Peristiwa ini bermula saat Rizka (32), salah satu pengunjung, nyaris mengonsumsi Bolu Gulung Strobery yang telah terkontaminasi spora jamur pada Minggu (15/2/2026). Ironisnya, meski secara visual bintik hitam dan abu-abu sudah membentuk koloni di permukaan kue, label used date (tanggal layak konsumsi) pada kemasan justru menunjukkan tanggal 17.02.26.
"Saya terkejut, saat hendak membayar, saya perhatikan ada jamur di bagian atas bolu. Padahal di labelnya tertulis masih layak sampai tanggal 17," ujar Rizka dengan nada kecewa.
Menanggapi hal ini, praktisi kebijakan publik menyayangkan sikap pasif pemerintah daerah. Masuknya produk tidak layak konsumsi ke keranjang belanja konsumen bukan sekadar kelalaian ritel, melainkan tamparan keras bagi fungsi kontrol pemerintah.
"Pemerintah Kota Lubuklinggau jangan hanya duduk manis di kantor. Dinas terkait harus rutin melakukan inspeksi mendadak (Sidak). Jangan menunggu ada korban keracunan massal baru sibuk bertindak," tegasnya.
Berdasarkan standar Badan Pangan AS (USDA) dan referensi medis dari Medicine Net, mengonsumsi roti berjamur bukan perkara sepele. Jamur tidak hanya berada di permukaan, tapi akarnya (hifa) menyebar ke seluruh bagian roti.

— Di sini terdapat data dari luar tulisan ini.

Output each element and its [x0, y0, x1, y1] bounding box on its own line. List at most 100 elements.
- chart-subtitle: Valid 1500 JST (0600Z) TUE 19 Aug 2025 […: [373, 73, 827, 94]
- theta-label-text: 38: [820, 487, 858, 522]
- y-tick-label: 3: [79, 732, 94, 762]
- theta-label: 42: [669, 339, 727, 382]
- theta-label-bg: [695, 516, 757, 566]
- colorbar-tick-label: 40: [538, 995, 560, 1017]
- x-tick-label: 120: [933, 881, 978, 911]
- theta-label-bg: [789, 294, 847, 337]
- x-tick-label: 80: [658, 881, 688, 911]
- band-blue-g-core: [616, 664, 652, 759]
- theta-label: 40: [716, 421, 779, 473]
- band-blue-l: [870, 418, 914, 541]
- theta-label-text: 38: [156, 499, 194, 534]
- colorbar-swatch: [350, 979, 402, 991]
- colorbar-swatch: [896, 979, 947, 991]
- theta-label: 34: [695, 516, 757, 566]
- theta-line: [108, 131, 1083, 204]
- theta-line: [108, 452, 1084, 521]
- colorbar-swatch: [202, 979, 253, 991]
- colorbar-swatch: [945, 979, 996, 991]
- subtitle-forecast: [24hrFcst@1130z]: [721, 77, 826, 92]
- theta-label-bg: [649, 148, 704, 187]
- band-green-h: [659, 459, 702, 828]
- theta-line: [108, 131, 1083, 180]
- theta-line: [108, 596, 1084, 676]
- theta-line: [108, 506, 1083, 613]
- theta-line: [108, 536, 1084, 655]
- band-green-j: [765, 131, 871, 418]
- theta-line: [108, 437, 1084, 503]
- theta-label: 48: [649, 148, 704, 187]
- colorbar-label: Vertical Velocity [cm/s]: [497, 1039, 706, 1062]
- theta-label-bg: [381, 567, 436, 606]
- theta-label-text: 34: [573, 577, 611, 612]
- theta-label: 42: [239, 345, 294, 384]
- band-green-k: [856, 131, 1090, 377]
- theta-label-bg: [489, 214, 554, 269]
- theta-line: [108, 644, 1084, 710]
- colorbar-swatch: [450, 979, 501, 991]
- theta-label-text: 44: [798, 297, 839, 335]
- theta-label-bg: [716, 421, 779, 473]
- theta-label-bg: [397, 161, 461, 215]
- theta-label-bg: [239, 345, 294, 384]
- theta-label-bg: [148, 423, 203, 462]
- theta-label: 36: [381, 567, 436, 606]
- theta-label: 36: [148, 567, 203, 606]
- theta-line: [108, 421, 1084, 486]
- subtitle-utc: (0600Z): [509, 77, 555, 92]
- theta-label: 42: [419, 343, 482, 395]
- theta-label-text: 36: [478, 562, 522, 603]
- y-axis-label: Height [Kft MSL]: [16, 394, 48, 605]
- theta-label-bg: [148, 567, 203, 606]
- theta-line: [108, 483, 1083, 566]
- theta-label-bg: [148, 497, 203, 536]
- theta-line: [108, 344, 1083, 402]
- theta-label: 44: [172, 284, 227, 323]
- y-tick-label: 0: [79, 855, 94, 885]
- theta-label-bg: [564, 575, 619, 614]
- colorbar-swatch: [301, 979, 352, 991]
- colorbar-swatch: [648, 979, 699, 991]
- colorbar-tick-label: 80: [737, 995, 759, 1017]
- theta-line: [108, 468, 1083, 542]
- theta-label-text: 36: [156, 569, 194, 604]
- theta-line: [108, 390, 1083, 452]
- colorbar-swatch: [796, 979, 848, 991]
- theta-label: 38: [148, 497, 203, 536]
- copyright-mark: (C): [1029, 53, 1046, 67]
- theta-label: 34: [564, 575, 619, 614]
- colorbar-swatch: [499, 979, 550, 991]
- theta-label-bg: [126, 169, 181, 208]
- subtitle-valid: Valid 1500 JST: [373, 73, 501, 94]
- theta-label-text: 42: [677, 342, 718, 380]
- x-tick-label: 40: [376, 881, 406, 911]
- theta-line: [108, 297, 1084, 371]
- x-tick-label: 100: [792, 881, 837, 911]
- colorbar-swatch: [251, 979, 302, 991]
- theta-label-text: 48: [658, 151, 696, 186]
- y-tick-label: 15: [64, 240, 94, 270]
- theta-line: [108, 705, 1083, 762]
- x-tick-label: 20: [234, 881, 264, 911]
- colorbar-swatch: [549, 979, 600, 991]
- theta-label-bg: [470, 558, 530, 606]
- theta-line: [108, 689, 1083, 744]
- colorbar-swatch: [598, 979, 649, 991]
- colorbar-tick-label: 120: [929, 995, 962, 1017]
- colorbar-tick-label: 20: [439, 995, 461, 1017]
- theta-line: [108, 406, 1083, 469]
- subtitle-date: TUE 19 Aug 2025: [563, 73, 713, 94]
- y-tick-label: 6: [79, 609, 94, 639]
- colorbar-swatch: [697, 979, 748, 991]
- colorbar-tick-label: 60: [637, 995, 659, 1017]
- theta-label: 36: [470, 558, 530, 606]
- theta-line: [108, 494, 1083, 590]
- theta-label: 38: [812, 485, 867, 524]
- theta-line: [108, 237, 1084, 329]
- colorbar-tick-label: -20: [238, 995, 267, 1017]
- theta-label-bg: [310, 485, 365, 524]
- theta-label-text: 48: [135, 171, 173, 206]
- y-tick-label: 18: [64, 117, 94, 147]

Risikonya fatal: mulai dari keracunan makanan akut, diare, hingga reaksi alergi berat yang mengancam sistem pernapasan, terutama bagi anak-anak dan lansia.
Tuntutan Sanksi Tegas
Keberadaan stiker Halal MUI dan merek Bake Mart pada kemasan tersebut seharusnya menjadi jaminan mutu, bukan sekadar hiasan. Konsumen mendesak agar Pemkot Lubuklinggau segera:
* Melakukan Audit Kelayakan Pangan secara menyeluruh di Hypermart Lippo Plaza.
* Memberikan Sanksi Administratif tegas jika terbukti ada unsur kesengajaan atau kelalaian dalam penggantian label tanggal (re-labeling).
* Meningkatkan Frekuensi Pengawasan di seluruh pusat perbelanjaan modern agar kasus serupa tidak terulang.
"Saya batalkan belanjaan itu dan sudah saya tegur kasirnya agar tidak dipajang lagi. Jangan sampai warga lain yang kurang teliti justru menjadi korban," pungkas Rizka.
Hingga berita ini diturunkan, pihak manajemen Hypermart Lubuklinggau maupun dinas terkait belum memberikan pernyataan resmi terkait temuan produk berbahaya tersebut.